Epilogue
7 years ABY
By the Force! I knew the postal system of this New Republic was bad but this is beyond believable. The letter has taken 30? years to reach me. Thirty years in which is was stuck in the system, hidden under stacks of other mail or stuck between the wheels of shipping. This seems so long gone by now. Everything that happened is so far away, even the Empire, even Order 66, everything.
I have adapted, made my way and found happiness. I have a wife, I have children, and maybe, depending on how he does it, I might let them learn from Skywalker one day. I know at least one of them is sensitive to the Force. I had almost forgotten, and now this. I don't know what to say.
After all these years, I didn't think your death would be so hard on me. We were best friends thirty years ago.
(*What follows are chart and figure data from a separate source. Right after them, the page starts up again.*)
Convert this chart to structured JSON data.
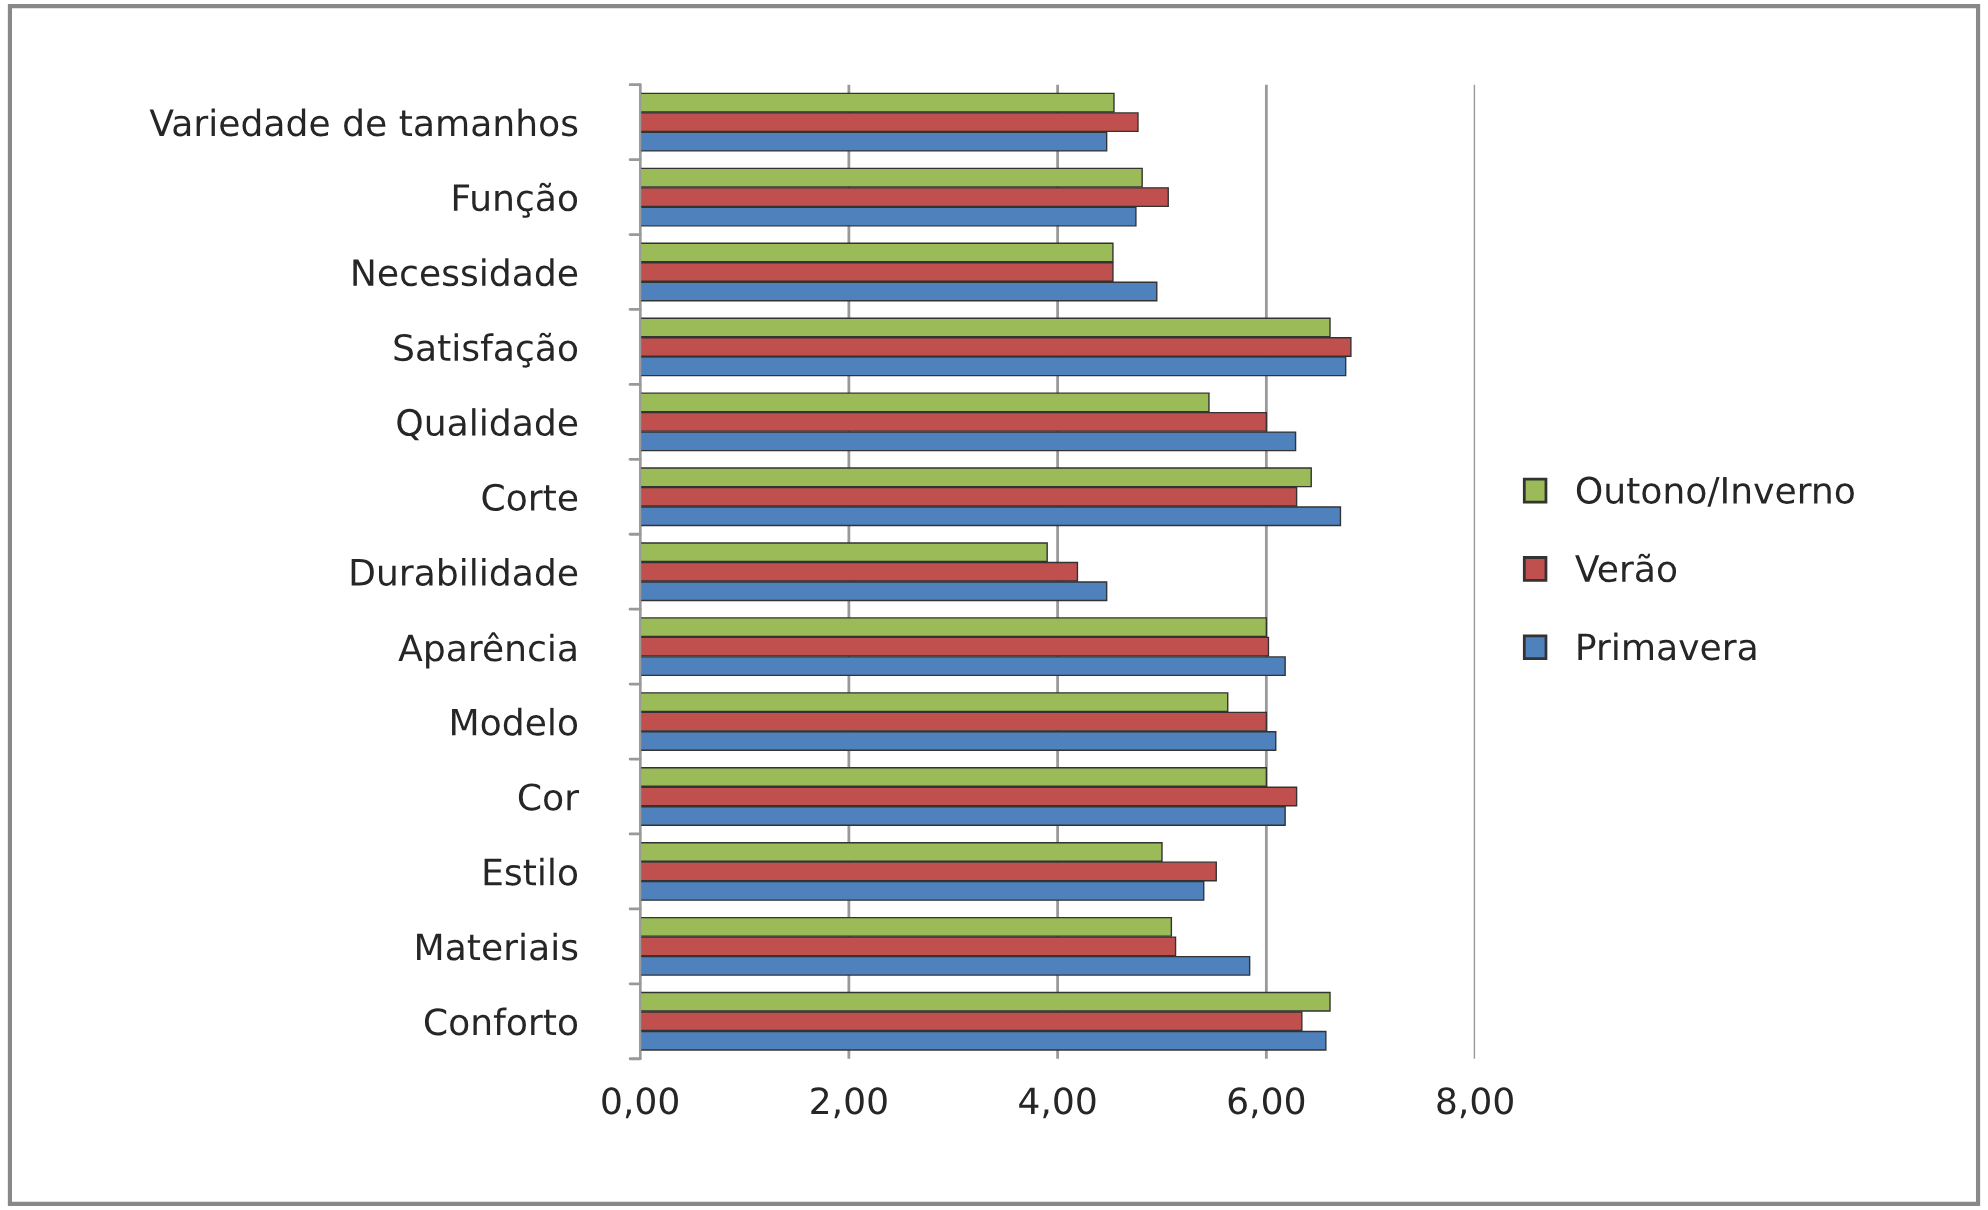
{
  "chart_data": {
    "type": "bar",
    "orientation": "horizontal",
    "categories": [
      "Variedade de tamanhos",
      "Função",
      "Necessidade",
      "Satisfação",
      "Qualidade",
      "Corte",
      "Durabilidade",
      "Aparência",
      "Modelo",
      "Cor",
      "Estilo",
      "Materiais",
      "Conforto"
    ],
    "series": [
      {
        "name": "Outono/Inverno",
        "color": "#9bbb59",
        "values": [
          4.54,
          4.81,
          4.53,
          6.61,
          5.45,
          6.43,
          3.9,
          6.0,
          5.63,
          6.0,
          5.0,
          5.09,
          6.61
        ]
      },
      {
        "name": "Verão",
        "color": "#c0504d",
        "values": [
          4.77,
          5.06,
          4.53,
          6.81,
          6.0,
          6.29,
          4.19,
          6.02,
          6.0,
          6.29,
          5.52,
          5.13,
          6.34
        ]
      },
      {
        "name": "Primavera",
        "color": "#4f81bd",
        "values": [
          4.47,
          4.75,
          4.95,
          6.76,
          6.28,
          6.71,
          4.47,
          6.18,
          6.09,
          6.18,
          5.4,
          5.84,
          6.57
        ]
      }
    ],
    "xlim": [
      0,
      8
    ],
    "xticks": [
      {
        "value": 0,
        "label": "0,00"
      },
      {
        "value": 2,
        "label": "2,00"
      },
      {
        "value": 4,
        "label": "4,00"
      },
      {
        "value": 6,
        "label": "6,00"
      },
      {
        "value": 8,
        "label": "8,00"
      }
    ],
    "grid": "x",
    "legend": "right"
  }
}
I never knew you tried to contact me, I never knew you was so desperate. Right now, I miss you, Kanshi. Loads. Swear!
Your entries brought back to me a time that was good, even with the blackness towering over me. You say I was distracted, unreliable, but I was standing on the threshold of blackness in those days, and it was about to swallow me. When I seemed to be daydreaming, I was dreading the day, fearing it had already come, that I must die in cold darkness, suffocated by the approaching shadow.
The Masters might have thought me crazy, seeing ghosts, since they obviously did not see the looming blackness. I should like to blame them for your death. You certainly did not deserve it. You was a good boy, and yes, it was me that often got you into trouble. Wish they had sent you off with me. Wish they had sent away all children.
But only I was shipped off and by the time I had managed to run away it was too late. I never made it back to Coruscant in the confusion of the war. The only good thing that had, was that I was considered dead by those wiping out all Force-sensitives I was not there when they wiped out the detachment of the AgriCorps I should have been in.
Back then I had been planning to come back and save you, too. You didn't realise it, did you? That it was all about saving you, really, because you didn't know what was coming. I did, and I saw everybody I knew dead. Maybe, if I hadn't worked so hard on saving you, I had been there on that fateful day. Maybe I could have made a difference. Maybe I would just have died at your side.
By now, almost everybody has forgotten the Jedi children. They were lost children from the day they crossed the temple doors. They belonged to the Jedi, and to them alone. The outside world, did not know about us. And when Vader killed all the children in the temple, the Jedi who could have mourned them were dead with them already.
They are forgotten children.
But I will not forget you, Kanshi. We were best friends. We will always be friends.
I don't have to wish the Force be with you, because now you are a part of it. And, though it might be blasphemy, I know it is a better place because of you.